NBC and ABC News reported in late October that the terrorists who put the suitcase on the plane may have learned of a DEA operation that used the Frankfurt airport as a point to track heroin shipments from the Middle East to drug traffickers in the Detroit area.

The televised reports said that the shipments apparently were allowed on the Pan Am flights without the usual security checks and that one of the passengers on the plane, Khalid Jaafar, 21, was an undercover DEA informant who may have been unwittingly used to smuggle the bomb aboard.

Deputy Attorney General William P. Barr said that "no evidence has been revealed to support any of the allegations." In addition to the FBI's findings, he said a DEA review showed:

Jaafar "was not an informant nor was he working for the DEA in any other capacity on Dec. 21, 1988, or at any other time. Allegations that Khalid Jaafar visited a DEA office are incorrect."

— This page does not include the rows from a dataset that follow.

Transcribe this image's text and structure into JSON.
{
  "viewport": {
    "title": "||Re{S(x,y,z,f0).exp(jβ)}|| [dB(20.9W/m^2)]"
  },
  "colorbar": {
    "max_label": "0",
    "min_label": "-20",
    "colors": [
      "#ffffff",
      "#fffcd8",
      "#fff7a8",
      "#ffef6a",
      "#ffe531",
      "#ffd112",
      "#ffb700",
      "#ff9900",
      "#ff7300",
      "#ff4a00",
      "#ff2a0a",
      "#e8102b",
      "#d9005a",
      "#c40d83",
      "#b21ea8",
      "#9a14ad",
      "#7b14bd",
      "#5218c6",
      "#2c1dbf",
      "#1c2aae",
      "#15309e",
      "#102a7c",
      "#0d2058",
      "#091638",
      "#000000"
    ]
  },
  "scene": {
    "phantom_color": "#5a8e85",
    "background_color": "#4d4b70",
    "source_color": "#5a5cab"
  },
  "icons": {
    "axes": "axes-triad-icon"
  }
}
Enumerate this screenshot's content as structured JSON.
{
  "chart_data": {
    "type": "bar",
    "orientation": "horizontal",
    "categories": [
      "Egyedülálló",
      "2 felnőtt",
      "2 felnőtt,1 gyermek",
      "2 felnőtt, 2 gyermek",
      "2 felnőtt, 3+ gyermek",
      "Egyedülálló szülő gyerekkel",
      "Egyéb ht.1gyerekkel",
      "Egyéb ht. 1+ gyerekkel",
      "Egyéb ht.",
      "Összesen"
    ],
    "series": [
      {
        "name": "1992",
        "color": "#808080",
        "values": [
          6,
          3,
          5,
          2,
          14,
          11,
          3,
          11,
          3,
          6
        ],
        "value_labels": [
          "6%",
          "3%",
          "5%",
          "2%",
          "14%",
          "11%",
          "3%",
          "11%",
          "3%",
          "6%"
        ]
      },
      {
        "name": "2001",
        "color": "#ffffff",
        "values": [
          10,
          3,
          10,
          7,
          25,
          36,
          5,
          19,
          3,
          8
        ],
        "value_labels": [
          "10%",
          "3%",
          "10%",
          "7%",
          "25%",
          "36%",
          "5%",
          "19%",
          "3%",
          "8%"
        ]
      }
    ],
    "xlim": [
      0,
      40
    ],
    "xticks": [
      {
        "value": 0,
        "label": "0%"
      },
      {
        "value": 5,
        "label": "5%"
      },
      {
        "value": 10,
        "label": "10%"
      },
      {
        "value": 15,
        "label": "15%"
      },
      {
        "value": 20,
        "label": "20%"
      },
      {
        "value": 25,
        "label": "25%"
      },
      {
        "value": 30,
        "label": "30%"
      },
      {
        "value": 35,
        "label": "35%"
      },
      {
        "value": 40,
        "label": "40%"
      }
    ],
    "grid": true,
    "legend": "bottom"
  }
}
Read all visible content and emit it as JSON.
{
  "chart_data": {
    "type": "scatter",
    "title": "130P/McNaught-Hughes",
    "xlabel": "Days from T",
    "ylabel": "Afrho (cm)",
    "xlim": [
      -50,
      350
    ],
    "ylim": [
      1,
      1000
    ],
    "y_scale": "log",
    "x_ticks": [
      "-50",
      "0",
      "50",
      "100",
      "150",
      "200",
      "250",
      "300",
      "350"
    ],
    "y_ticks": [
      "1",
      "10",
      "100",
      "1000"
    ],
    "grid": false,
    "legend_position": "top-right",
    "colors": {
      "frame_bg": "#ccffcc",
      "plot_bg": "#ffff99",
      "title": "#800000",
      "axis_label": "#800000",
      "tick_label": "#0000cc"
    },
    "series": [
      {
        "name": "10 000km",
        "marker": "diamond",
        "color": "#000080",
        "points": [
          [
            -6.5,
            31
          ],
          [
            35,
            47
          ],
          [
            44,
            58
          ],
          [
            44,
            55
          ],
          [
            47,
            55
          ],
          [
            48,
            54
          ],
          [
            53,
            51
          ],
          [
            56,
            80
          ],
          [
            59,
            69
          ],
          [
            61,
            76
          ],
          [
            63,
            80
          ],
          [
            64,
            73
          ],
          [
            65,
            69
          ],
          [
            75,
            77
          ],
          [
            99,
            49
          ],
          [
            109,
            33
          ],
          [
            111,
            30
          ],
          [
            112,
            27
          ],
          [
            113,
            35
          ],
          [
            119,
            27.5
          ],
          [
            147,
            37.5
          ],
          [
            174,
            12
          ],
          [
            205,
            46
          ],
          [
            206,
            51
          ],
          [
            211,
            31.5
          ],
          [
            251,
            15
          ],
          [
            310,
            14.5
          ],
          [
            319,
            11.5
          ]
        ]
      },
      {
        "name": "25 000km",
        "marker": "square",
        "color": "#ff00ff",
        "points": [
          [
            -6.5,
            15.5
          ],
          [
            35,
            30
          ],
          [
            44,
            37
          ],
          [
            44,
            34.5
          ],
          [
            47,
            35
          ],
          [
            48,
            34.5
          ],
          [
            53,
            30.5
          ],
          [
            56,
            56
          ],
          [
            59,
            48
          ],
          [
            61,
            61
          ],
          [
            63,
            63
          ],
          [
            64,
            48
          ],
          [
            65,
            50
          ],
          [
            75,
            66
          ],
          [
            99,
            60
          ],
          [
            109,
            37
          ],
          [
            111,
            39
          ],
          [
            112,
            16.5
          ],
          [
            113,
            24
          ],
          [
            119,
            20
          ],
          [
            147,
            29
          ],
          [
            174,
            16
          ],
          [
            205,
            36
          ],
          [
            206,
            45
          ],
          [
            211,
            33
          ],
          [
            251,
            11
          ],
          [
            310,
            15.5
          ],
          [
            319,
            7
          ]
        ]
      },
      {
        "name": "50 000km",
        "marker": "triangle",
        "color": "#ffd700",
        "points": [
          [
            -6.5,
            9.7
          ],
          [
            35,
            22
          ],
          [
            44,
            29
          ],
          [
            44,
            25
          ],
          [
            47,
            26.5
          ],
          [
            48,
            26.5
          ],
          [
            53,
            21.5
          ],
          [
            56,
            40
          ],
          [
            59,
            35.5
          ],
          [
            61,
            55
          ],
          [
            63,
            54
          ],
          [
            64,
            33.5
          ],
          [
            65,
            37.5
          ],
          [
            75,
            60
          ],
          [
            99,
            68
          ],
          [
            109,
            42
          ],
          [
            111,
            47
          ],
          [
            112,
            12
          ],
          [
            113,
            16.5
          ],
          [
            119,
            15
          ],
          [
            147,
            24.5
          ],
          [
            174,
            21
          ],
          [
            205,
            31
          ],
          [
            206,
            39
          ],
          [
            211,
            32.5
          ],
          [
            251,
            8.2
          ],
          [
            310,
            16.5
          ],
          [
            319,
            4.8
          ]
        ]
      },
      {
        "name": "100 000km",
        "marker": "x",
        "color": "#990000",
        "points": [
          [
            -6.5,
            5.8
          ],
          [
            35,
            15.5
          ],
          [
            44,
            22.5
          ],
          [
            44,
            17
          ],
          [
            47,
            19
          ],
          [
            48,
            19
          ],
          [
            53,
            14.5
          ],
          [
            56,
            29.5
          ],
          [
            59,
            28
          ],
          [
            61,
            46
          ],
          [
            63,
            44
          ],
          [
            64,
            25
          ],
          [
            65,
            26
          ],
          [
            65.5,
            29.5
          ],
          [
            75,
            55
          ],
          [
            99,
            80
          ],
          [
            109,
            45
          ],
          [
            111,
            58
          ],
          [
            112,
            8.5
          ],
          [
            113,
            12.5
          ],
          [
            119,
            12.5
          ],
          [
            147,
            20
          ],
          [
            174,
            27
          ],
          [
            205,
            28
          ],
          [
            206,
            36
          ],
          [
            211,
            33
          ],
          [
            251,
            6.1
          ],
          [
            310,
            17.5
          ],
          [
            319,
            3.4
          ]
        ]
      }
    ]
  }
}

"DEA had no investigative or operational activity in effect on Dec. 21, 1988, that involved the use of Pan Am Flight 103 or Frankfurt International Airport."

"DEA did not circumvent security measures at the Frankfurt International Airport on Dec. 21, 1988, or at any other time."

DEA denied the reports after they were broadcast, but since the agency was involved in the allegations, the Justice Department ordered a follow-up FBI inquiry to settle the matter.

Law enforcement officials said that as part of ongoing investigations of heroin-smuggling through Lebanon, the DEA in the mid-1980s did make special arrangements with West German authorities to allow undercover officers to carry "controlled" shipments onto U.S.-bound flights from Frankfurt. But the officials said West German police had full knowledge of the shipments and none was made through Frankfurt after 1987.